Certains pays sont certes industrialisés, mais travaillent toujours à rendre l’information accessible à tous. Mieux, on ne s’arrête pas à la société de l’information comme étant le dernier stade de la modernité ou comme finalité du développement. Il y a encore des idées sur la société de la connaissance qui sont en train d’émerger. On parle même d’économie de la connaissance, de philosophie de la connaissance, etc.
La plupart des pays que l’on dit développés sont en pleine transition du stade industriel vers le stade de l’information ou doivent travailler à atteindre le stade de l’information et/ou de la connaissance. Certains pays comme la Grèce sont entrain de régresser. Chaque pays, chaque peuple fait donc son chemin sur les sentiers du développement et aucun pays ne peut donner de leçons à d’autres parce que chaque situation a sa spécificité.
C’est quoi l’émergence?
De plus en plus, on ne parle même plus de développement, mais plutôt d’émergence. On ne cherche même plus à « être développé », on cherche à « être émergent » et, les populations se laissant mystifier par un terme aussi beau, commencent à miroiter cette émergence, sans savoir ce que c’est ni ce que cela peut leur apporter.
Si c’est aussi important, que l’on dise aux populations ce que c’est que l’émergence et ce que les populations devraient attendre de cela en relation avec leur besoin direct. Mais, il y a comme un certain manque de clarté dans les objectifs que l’on se fixe, et cela est normal puisque ce n’est pas la population qui fixe ces objectifs.
Le développement par le bas et le développement par le haut
Taiwan, le Japon, la Corée du Sud, la Chine … ces pays que l’on cite en exemple, ont d’abord misé sur l’éducation et la formation. Même les paysans ont été formés et mis à contribution avec des objectifs clairs. Ils n’ont pas parlé de « développement », ni d' »émergence ».
Tout ce qu’ils avaient en tête, c’est d’améliorer leur situation, de résoudre un problème. Ce n’est pas parce qu’on est pauvre, que l’on ne sait pas ce que l’on veut; ce n’est pas parce que l’on n’est pas allé à l’école que l’on ne peut pas réfléchir.
Dans le domaine de l’Agriculture par exemple, le Burkina étant à 80% agricole, tous les habitants du pays devraient connaitre les objectifs nationaux et savoir comment les atteindre ou comment contribuer à les atteindre, les femmes, les jeunes, même les enfants. Les populations étant actrices de l’amélioration de leur propre situation devraient définir elles-mêmes les objectifs qu’elles cherchent à atteindre.
L’on devrait apprendre à responsabiliser les populations de telle sorte que le développement vienne d’en bas au lieu qu’il soit imposé par le haut comme c’est le cas de nos jours. Tous ces plans qui sont faits dans des bureaux lointains, ne répondent surement pas aux questions que les populations se posent.
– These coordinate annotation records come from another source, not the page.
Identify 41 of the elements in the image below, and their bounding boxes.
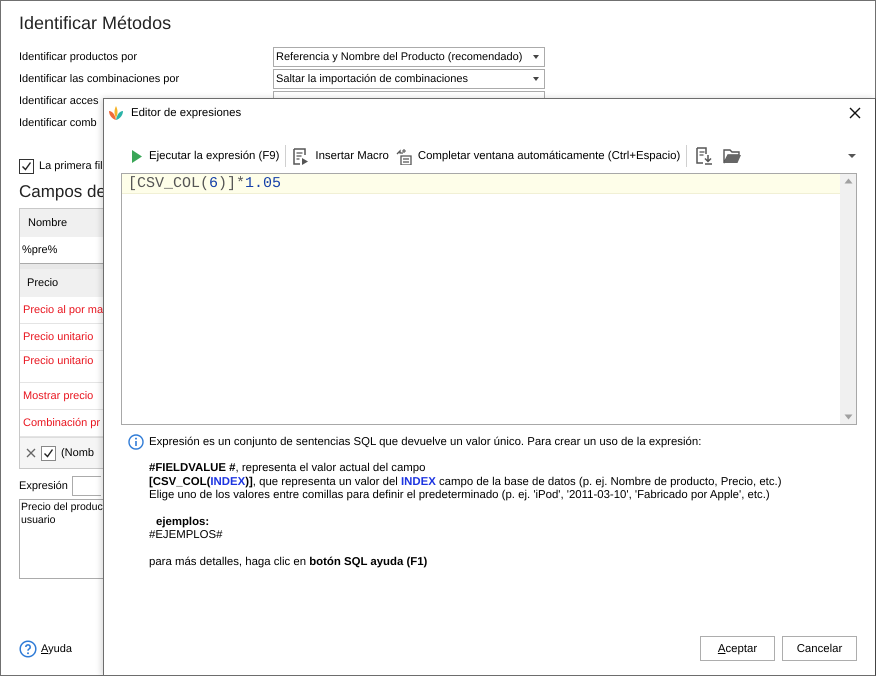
help-text: #EJEMPLOS# [149,529,222,542]
field-label: Identificar acces [19,95,100,107]
export-icon[interactable] [695,147,714,165]
checkbox[interactable] [41,446,56,460]
field-label: Identificar comb [19,117,98,129]
checkbox-label: La primera fil [39,160,103,172]
help-text: para más detalles, haga clic en botón SQL ayuda (F1) [149,556,428,569]
macro-icon [292,148,310,164]
field-label: Identificar productos por [19,51,138,63]
run-button[interactable]: Ejecutar la expresión (F9) [126,144,282,168]
help-text: Elige uno de los valores entre comillas para definir el predeterminado (p. ej. 'iPod', '2011-03-10', 'Fabricado por Apple', etc.) [149,489,770,502]
field-label: Expresión [19,480,68,492]
info-icon [128,434,144,450]
dialog-title: Editor de expresiones [131,107,242,119]
accept-button[interactable]: Aceptar [700,636,775,661]
dropdown[interactable]: Saltar la importación de combinaciones [273,69,545,89]
help-text: #FIELDVALUE #, representa el valor actual del campo [149,462,426,476]
cancel-button[interactable]: Cancelar [782,636,857,661]
info-text: Expresión es un conjunto de sentencias SQL que devuelve un valor único. Para crear un uso de la expresión: [149,436,702,448]
column-header: Nombre [20,209,103,237]
help-text: [CSV_COL(INDEX)], que representa un valor del INDEX campo de la base de datos (p. ej. Nombre de producto, Precio, etc.) [149,476,782,489]
filter-text: (Nomb [61,447,94,459]
help-subheading: ejemplos: [155,516,210,529]
field-label: Identificar las combinaciones por [19,73,180,85]
macro-button[interactable]: Insertar Macro [289,144,392,168]
caret-icon[interactable] [847,152,857,160]
autocomplete-icon [394,148,412,164]
code-editor[interactable]: [CSV_COL(6)]*1.05 [121,173,857,425]
close-icon[interactable] [849,107,861,119]
dropdown[interactable]: Referencia y Nombre del Producto (recomendado) [273,47,545,67]
folder-icon[interactable] [723,147,742,165]
leaf-logo-icon [108,105,124,121]
help-link[interactable]: Ayuda [41,643,72,655]
section-title: Identificar Métodos [19,12,172,35]
input-field[interactable] [72,476,101,496]
checkbox[interactable] [19,158,34,174]
code-text: [CSV_COL(6)]*1.05 [128,175,282,192]
help-icon[interactable] [19,640,37,658]
group-header: Precio [20,269,103,297]
autocomplete-button[interactable]: Completar ventana automáticamente (Ctrl+Espacio) [392,144,684,168]
play-icon [129,148,143,164]
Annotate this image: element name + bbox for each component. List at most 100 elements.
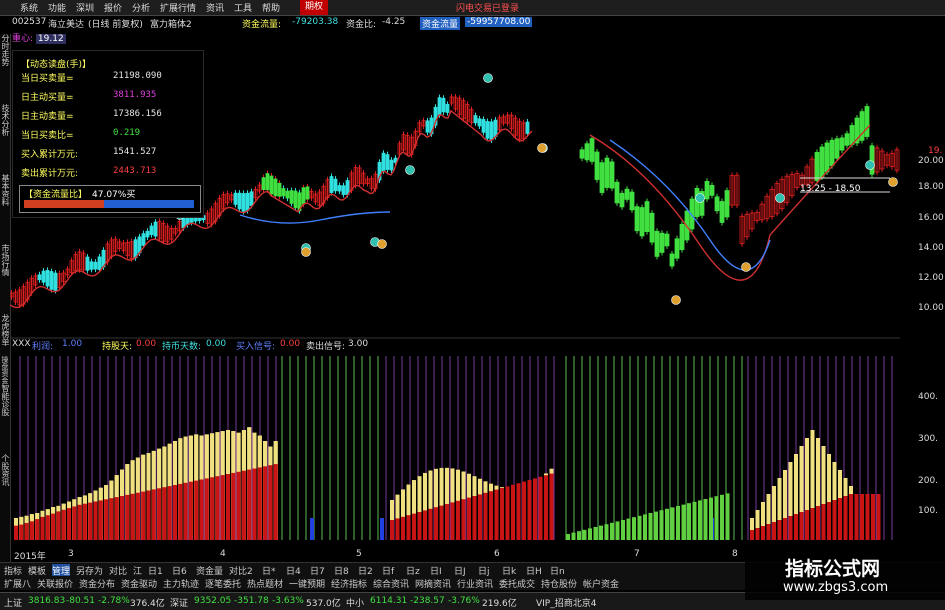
tab-item[interactable]: 委托成交 (499, 577, 535, 590)
flow-bar-red (505, 486, 510, 540)
fund-flow-value: -79203.38 (292, 17, 339, 27)
flow-bar-green (698, 500, 702, 540)
menu-item-help[interactable]: 帮助 (262, 1, 280, 14)
sidebar-tab-technical[interactable]: 技术分析 (0, 104, 10, 136)
flow-bar-red (215, 476, 220, 540)
tab-item[interactable]: 帐户资金 (583, 577, 619, 590)
indicator-readout-line: XXX 利润: 1.00 持股天: 0.00 持币天数: 0.00 买入信号: … (10, 338, 900, 352)
flow-bar-green (593, 527, 598, 540)
flow-bar-red (821, 504, 826, 540)
flow-bar-red (406, 515, 411, 540)
flow-bar-red (56, 511, 61, 540)
flow-bar-red (29, 521, 34, 540)
sidebar-tab-fundamentals[interactable]: 基本资料 (0, 174, 10, 206)
date-tick: 5 (356, 549, 362, 559)
candle-body (445, 103, 450, 113)
candle-body (333, 178, 338, 192)
flow-bar-red (109, 498, 114, 540)
flow-bar-red (98, 500, 103, 540)
tab-item[interactable]: 逐笔委托 (205, 577, 241, 590)
index-shanghai-change: -80.51 (66, 596, 96, 606)
fund-ratio-bar (24, 200, 194, 208)
tab-item[interactable]: 综合资讯 (373, 577, 409, 590)
tab-item[interactable]: 关联报价 (37, 577, 73, 590)
candle-body (719, 201, 725, 223)
flow-bar-red (805, 510, 809, 540)
menu-item-news[interactable]: 资讯 (206, 1, 224, 14)
candle-body (133, 239, 138, 259)
candle-body (245, 192, 250, 211)
candle-body (674, 238, 680, 259)
candle-body (337, 185, 342, 192)
flow-bar-red (761, 526, 765, 540)
sidebar-tab-minute[interactable]: 分时走势 (0, 34, 10, 66)
flow-bar-red (19, 524, 24, 540)
buy-signal-marker (695, 193, 705, 203)
profit-value: 1.00 (62, 339, 83, 349)
candle-body (85, 256, 90, 271)
flow-bar-green (670, 507, 675, 540)
flow-bar-green (643, 514, 647, 540)
tab-item[interactable]: 一键预期 (289, 577, 325, 590)
formula-name: 富力箱体2 (150, 20, 192, 30)
sidebar-tab-market[interactable]: 市场行情 (0, 244, 10, 276)
sidebar-tab-news[interactable]: 个股资讯 (0, 454, 10, 486)
candle-body (281, 188, 286, 197)
tab-item[interactable]: 行业资讯 (457, 577, 493, 590)
sidebar-tab-diagnosis[interactable]: 智能诊股 (0, 384, 10, 416)
tab-item[interactable]: 资金分布 (79, 577, 115, 590)
menu-item-shenzhen[interactable]: 深圳 (76, 1, 94, 14)
candle-body (145, 230, 150, 238)
lower-tick: 100. (918, 506, 939, 516)
menu-item-analysis[interactable]: 分析 (132, 1, 150, 14)
menu-item-options[interactable]: 期权 (300, 0, 329, 15)
tab-item[interactable]: 扩展八 (4, 577, 31, 590)
menu-item-extended[interactable]: 扩展行情 (160, 1, 196, 14)
candle-body (89, 261, 94, 270)
menu-item-tools[interactable]: 工具 (234, 1, 252, 14)
tab-item[interactable]: 网摘资讯 (415, 577, 451, 590)
candle-body (644, 201, 650, 232)
candle-body (659, 232, 665, 253)
flow-bar-red (428, 508, 433, 540)
tab-item[interactable]: 热点题材 (247, 577, 283, 590)
candle-body (869, 145, 875, 175)
menu-item-function[interactable]: 功能 (48, 1, 66, 14)
flow-bar-red (500, 488, 504, 540)
flow-bar-red (236, 471, 241, 540)
flow-bar-red (35, 519, 40, 540)
sidebar-tab-ranking[interactable]: 龙虎榜单 (0, 314, 10, 346)
tab-item[interactable]: 资金驱动 (121, 577, 157, 590)
fund-flow-histogram[interactable] (10, 352, 900, 550)
chart-title-bar: 002537 海立美达 (日线 前复权) 富力箱体2 资金流量: -79203.… (10, 16, 535, 31)
menu-item-system[interactable]: 系统 (20, 1, 38, 14)
flow-bar-red (854, 494, 859, 540)
candle-body (589, 138, 595, 162)
tab-item[interactable]: 经济指标 (331, 577, 367, 590)
fund-ratio-bar-fill (24, 200, 105, 208)
flow-bar-red (167, 486, 172, 540)
candle-body (485, 121, 490, 139)
price-top-label: 19. (928, 146, 943, 156)
candle-body (481, 119, 486, 133)
candle-body (293, 190, 298, 209)
candle-body (839, 137, 845, 151)
lower-tick: 200. (918, 476, 939, 486)
menu-item-quote[interactable]: 报价 (104, 1, 122, 14)
candle-body (849, 125, 855, 145)
tab-item[interactable]: 持仓股份 (541, 577, 577, 590)
xxx-label: XXX (12, 339, 31, 349)
flow-bar-green (588, 528, 592, 540)
flow-bar-green (615, 521, 620, 540)
panel-row-label: 当日买卖量= (21, 74, 74, 84)
flow-bar-green (665, 508, 669, 540)
tab-item[interactable]: 主力轨迹 (163, 577, 199, 590)
flow-bar-red (860, 494, 864, 540)
flow-bar-green (604, 524, 609, 540)
panel-row-value: 21198.090 (113, 71, 162, 81)
flow-bar-red (120, 496, 124, 540)
fund-flow-label: 资金流量: (242, 20, 282, 30)
candle-body (614, 181, 620, 204)
flow-bar-green (621, 520, 625, 540)
flow-bar-red (199, 479, 204, 540)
Et Axelle Kabou a raison de par le titre de son ouvrage “Et si l’Afrique refusait le développement?”, mais pas forcement de par le contenu, dans le sens où l’Afrique refuse un développement sans que ses enfants ne soient consultés et impliqués.
Chacun doit participer au développement de façon active
Avant qu’il soit présenté un plan national de quoi que ce soit, il faudra que chaque citoyen se pose la question de savoir quel est le plan de la localité dans laquelle il vit et est-ce qu’il a été associé à la conception de ce plan local.
Un plan qui a la prétention de résoudre des problèmes sans l’intervention des bénéficiaires et sans tenir compte des besoins réels de ces derniers, est un plan voué à l’échec. Il ne faudra pas seulement « apprendre à dire non » aux institutions de Breton Wood comme l’a récemment dit Salif Diallo, il faudra aussi dire non à toute forme de développement prêt-à-porter, même à l’intérieur du pays, pour dire oui au développement sur mesure.